À l’issue de leur formation, les élèves architectes et urbanistes de l’État rédigent un mémoire. Ce projet de fin d’étude (PFE), constitue un travail de synthèse entre l’expérience acquise sur le terrain à l’occasion du stage effectué en début de scolarité et l’ensemble des enseignements dispensés durant l’année. Ce travail, soutenu devant un jury, est l’un des éléments d’appréciation de l’aptitude de l’élève à exercer des responsabilités au sein d’un service de l’État. Les quatre projets présentés sont extraits des travaux des deux dernières promotions.
Strasbourg, l’arrière gare
À Strasbourg, à l’instar de nombreuses villes, l’autoroute A35 a été positionnée au plus proche du centre, sur les anciens glacis militaires. Elle est source de grandes nuisances urbaines et d’importants dysfonctionnements. La Direction régionale de l’Équipement mène un projet de contournement de l’agglomération et envisage sa requalification en « autoroute apaisée » ou en grand boulevard urbain. La restructuration des échangeurs va libérer une emprise foncière de plus d’une centaine d’hectares située juste derrière la gare. En raison de l’arrivée prochaine du TGV, les enjeux économiques et urbains y sont importants.

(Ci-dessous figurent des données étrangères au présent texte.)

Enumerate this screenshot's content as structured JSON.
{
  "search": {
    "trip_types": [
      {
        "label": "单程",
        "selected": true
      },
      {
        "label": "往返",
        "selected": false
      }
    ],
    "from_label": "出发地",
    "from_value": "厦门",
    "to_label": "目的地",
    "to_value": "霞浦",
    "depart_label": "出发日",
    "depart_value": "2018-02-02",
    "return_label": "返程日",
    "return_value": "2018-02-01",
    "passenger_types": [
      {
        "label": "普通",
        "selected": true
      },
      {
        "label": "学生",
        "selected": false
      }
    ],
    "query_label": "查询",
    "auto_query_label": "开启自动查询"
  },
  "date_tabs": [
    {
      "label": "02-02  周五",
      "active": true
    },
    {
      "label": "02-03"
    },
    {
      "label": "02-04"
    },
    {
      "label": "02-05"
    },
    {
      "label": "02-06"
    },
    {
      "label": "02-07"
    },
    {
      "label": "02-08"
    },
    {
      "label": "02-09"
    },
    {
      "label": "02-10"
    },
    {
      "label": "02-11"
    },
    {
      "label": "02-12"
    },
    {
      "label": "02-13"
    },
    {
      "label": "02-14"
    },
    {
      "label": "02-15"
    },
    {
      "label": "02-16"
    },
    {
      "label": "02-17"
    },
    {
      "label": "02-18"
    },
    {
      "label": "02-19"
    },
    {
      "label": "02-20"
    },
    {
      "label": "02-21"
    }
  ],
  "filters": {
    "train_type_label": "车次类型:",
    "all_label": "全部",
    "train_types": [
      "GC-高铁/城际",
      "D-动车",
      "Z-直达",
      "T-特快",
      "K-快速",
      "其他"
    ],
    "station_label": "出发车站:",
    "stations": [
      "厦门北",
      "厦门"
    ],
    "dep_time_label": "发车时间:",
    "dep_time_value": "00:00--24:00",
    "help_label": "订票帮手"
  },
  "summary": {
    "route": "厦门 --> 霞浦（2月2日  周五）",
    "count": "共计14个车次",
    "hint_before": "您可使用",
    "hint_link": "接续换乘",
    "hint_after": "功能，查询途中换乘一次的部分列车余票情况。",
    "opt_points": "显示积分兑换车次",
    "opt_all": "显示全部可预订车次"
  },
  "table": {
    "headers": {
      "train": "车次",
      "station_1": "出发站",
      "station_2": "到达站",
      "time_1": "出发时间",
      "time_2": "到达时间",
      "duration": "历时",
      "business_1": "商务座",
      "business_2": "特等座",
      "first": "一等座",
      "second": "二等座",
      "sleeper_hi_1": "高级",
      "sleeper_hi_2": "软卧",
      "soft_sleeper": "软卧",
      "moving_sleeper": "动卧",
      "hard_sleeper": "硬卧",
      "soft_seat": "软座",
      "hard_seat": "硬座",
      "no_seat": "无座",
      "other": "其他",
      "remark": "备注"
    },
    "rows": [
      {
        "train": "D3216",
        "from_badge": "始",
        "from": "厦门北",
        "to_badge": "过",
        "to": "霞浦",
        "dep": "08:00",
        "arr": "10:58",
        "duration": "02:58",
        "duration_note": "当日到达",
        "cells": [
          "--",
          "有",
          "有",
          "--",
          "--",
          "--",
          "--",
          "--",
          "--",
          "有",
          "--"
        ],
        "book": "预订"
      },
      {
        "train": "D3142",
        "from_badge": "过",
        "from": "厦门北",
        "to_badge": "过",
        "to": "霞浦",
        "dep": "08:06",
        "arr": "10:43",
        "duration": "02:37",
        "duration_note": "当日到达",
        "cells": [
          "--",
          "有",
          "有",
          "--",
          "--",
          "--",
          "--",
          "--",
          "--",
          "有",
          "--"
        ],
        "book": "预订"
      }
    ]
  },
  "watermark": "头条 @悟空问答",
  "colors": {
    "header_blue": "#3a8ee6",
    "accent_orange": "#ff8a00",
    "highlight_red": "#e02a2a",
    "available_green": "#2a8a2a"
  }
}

La DRE a lancé une étude sur les potentialités d’urbanisation. Or sur ce site, se dresse sur plus d’un kilomètre, un front de la dernière enceinte urbaine, édifié par les armées allemandes lors de l’Annexion de 1870 à 1918. Resté jusqu’en 2000 dans le domaine militaire, il est méconnu de tous. Devenu propriété de la Ville, il est toujours inaccessible.
Un enjeu urbain
Partant de ces problématiques urbaines, j’ai, dans le cadre de mon projet de fin d’études et de mon stage au SDAP du Bas-Rhin, dressé un diagnostic du site, décrit les logiques parfois contradictoires des différents acteurs sur le territoire et constaté l’absence de prise en compte du rempart dans le projet urbain. Le rempart est pourtant un vestige remarquable et unique, seul exemple conservé d’enceinte urbaine de type polygonal. La France n’en a jamais érigé et les réalisations allemandes ont été rasées conformément au traité de Versailles. Il est ainsi l’un des témoins emblématiques de l’histoire de Strasbourg, ville frontière enjeu de deux nations, et renvoie à des blessures identitaires et des zones d’ombre de la mémoire collective.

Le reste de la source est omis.